Selanjutnya, agar pelaku pencurian dapat dikenai hukuman potong tangan, harus
memenuhi beberapa persyaratan seperti yang dikemukakan oleh Abdul Qadir
Audah berikut. Harta yang dicuri harus memenuhi beberapa syarat agar pelaku
dapat dihukum potong tangan. Syarat-syarat dimaksud adalah (1) berupa harta
yang bergerak, (2) berupa benda berharga, (3) disimpan di tempat penyimpanan,
dan (4) harus mencapai nisab.
Perihal harta yang dicuri, yaitu berupa benda berharga dan mencapai nisab,
penulis telah mengemukakannya. Adapun perihal harta yang berupa
benda  bergerak dan disimpan di tempat penyimpanan, dijelaskan oleh Abdul
Qadir Audah. Menurutnya, harta yang berupa benda bergerak adalah benda yang
memungkinkan untuk dipindahtangankan dan tidak harus berupa benda yang
secara fisik dapat dilihat mata. Oleh karena itu, seseorang yang mencuri aliran
listrik atau pulsa telepon dianggap sebagai pencuri karena benda benda tersebut
walaupun tidak kasat mata, tetap bernilai nominal dan dapat diidentifikasi
harganya. Sementara itu perihal tempat penyimpanan, Abdul Qadir Audah berkata:
“Sesungguhnya unsur penting dalam jarimah pencurian adalah mengambil
(sesuatu) dengan cara sembunyi-sembunyi, sedangkan mengambil (sesuatu) bukan
dari tempat penyimpanannya tidak perlu sembunyi-sembunyi sehingga unsur
terpenting dalam pencurian tidak terealisasi apabila tidak diambil dari tempat
penyimpanannya.”
3)       Harta yang Diambil Adalah Milik Orang Lain
Hal ini penting, karena kalau ternyata harta yang diambil itu milik pelaku,
sekalipun dilakukan dengan sembunyi-sembunyi tetap tidak dapat disebut
pencurian.
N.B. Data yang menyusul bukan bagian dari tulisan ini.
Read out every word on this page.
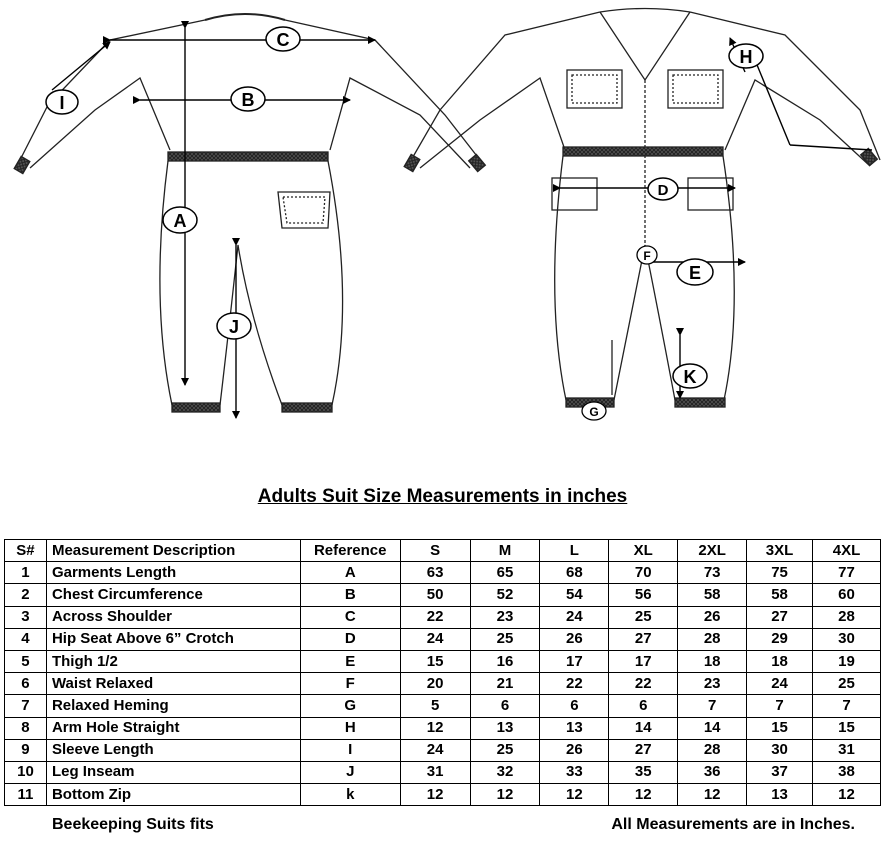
C
B
I
A
J
H
D
F
E
K
G
Adults Suit Size Measurements in inches
S#	Measurement Description	Reference	S	M	L	XL	2XL	3XL	4XL
1	Garments Length	A	63	65	68	70	73	75	77
2	Chest Circumference	B	50	52	54	56	58	58	60
3	Across Shoulder	C	22	23	24	25	26	27	28
4	Hip Seat Above 6” Crotch	D	24	25	26	27	28	29	30
5	Thigh 1/2	E	15	16	17	17	18	18	19
6	Waist Relaxed	F	20	21	22	22	23	24	25
7	Relaxed Heming	G	5	6	6	6	7	7	7
8	Arm Hole Straight	H	12	13	13	14	14	15	15
9	Sleeve Length	I	24	25	26	27	28	30	31
10	Leg Inseam	J	31	32	33	35	36	37	38
11	Bottom Zip	k	12	12	12	12	12	13	12
Beekeeping Suits fits	All Measurements are in Inches.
Demikian pula kalau harta tersebut menjadi milik bersama antara
pelaku dan korban, juga tidak termasuk pencurian. Hal serupa juga berlaku antara
pelaku dan korban yang memiliki hubungan kekerabatan, seperti ayah yang
mengambil harta anak atau --menurut Imam Al-Syaffi dan Ahmad-sebaliknya.
Alasannya adalah hadis berikut ini.
Dari Amr bin Syu'aib dari ayahnya, dari kakeknya; bahwasanya ada
seseorang yang mendatangi Nabi SAW untuk memperkarakan ayahnya. Ia berkata,
“Wahai Rasulullah, sesungguhnya ia menginginkan hartaku. ” Rasulullah SAW
bersabda, “Kamu dan hartamu adalah milik ayah kamu.” (HR Ahmad dan Ibn
Majah)
Hadis lain yang dijadikan alasan bahwa seseorang ayah boleh mengambil
dan memanfaatkan harta kekayaan anak adalah sebagai berikut. “Dari Amr bin
Syu'aib dari ayahnya, dari kakeknya; bahwasanya ada seorang Badui yang
mendatangi Nabi SAW seraya berkata, “Sungguh saya memiliki harta dan kedua
orangtua, tetapi mereka ingin menguasai harta saya ”Beliau bersabda,
“Sesungguhnya kamu dan hartamu adalah milik orangtuamu. Sungguh anak-anak
kalian termasuk usaha terbaik kalian, maka makanlah dari hasil usaha anak-anak
kalian. ” (HR. Ahmad, Abu Dawud, Al-Nasa'i, dan Ibnu Majah)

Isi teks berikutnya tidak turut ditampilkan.